I hold space in my diary for rest and try not to overcommit myself. As someone who used to champion being busy, I truly appreciate the slow, mindful moments and finding joy in the little things in life. Living slower goes against what society expects of us, but I’m committed to honouring this lifestyle choice – and not feeling guilty about it! It feels good to switch off autopilot to embrace living better, not faster as well as quality over quantity.
‘The great benefit of slowing down is reclaiming the time and tranquility to make meaningful connections – with people, with culture, with work, with nature, with our own bodies and minds.’ – Carl Honoré
When it comes to sustainability, I’m making better choices, I also support the organisations who work to protect the natural world. I aim for progress, not perfection, and I’m realistic about what I can achieve. I’m not an expert in this field, but I’m gradually learning and allowing myself to slip up from time to time. I recently read that if you can’t achieve zero waste, it doesn’t mean you should take zero action. I love this sentiment.
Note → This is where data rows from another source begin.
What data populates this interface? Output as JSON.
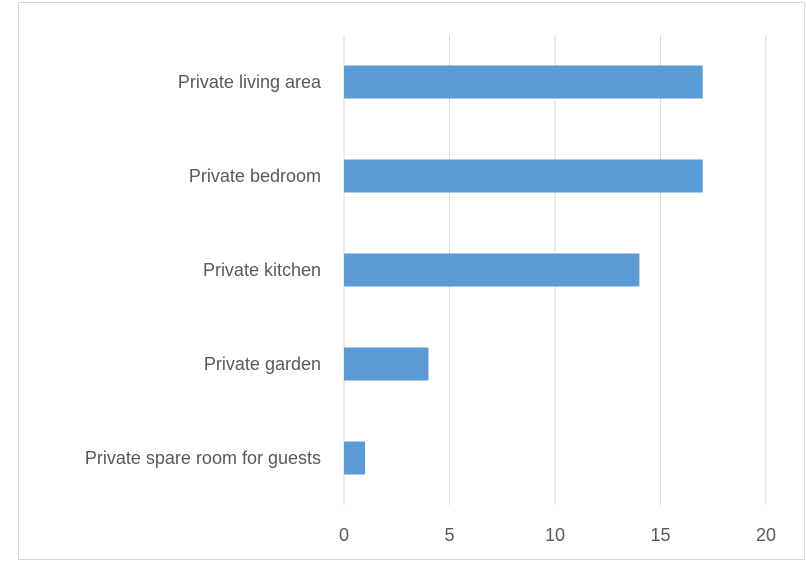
{
  "chart_data": {
    "type": "bar",
    "orientation": "horizontal",
    "categories": [
      "Private living area",
      "Private bedroom",
      "Private kitchen",
      "Private garden",
      "Private spare room for guests"
    ],
    "values": [
      17,
      17,
      14,
      4,
      1
    ],
    "xlim": [
      0,
      20
    ],
    "x_ticks": [
      "0",
      "5",
      "10",
      "15",
      "20"
    ],
    "grid": "vertical",
    "legend": "none",
    "bar_color": "#5b9bd5"
  }
}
Sustainability, to me, relates to my everyday choices and broader lifestyle. There are many things I’ve stopped buying, from unnecessary beauty products to household items. I’ve also drastically reduced how much meat and fish I eat, and currently, I choose not to fly. There’s no such thing as a fully sustainable life, but I believe I have a responsibility to do what I can to protect our beautiful planet and all who live here.
‘The greatest threat to our planet is the belief that someone else will save it.’ – Robert Swan
A simpler life
The process of shedding old and outdated habits has been liberating. As has creating kinder and healthier ways to live. In this post, I merely touch on the changes I’ve made – I’m happy to share more if it would be helpful or of interest.
Minimalism isn’t about owning a particular number of things, nor is slow living about going at a snail’s pace. They’re simply tools that help me remain focused on what’s truly important, letting go of everything that stands in the way.
Minimalism, simple living and slow living make my life richer, because they give me more time and energy for what truly matters.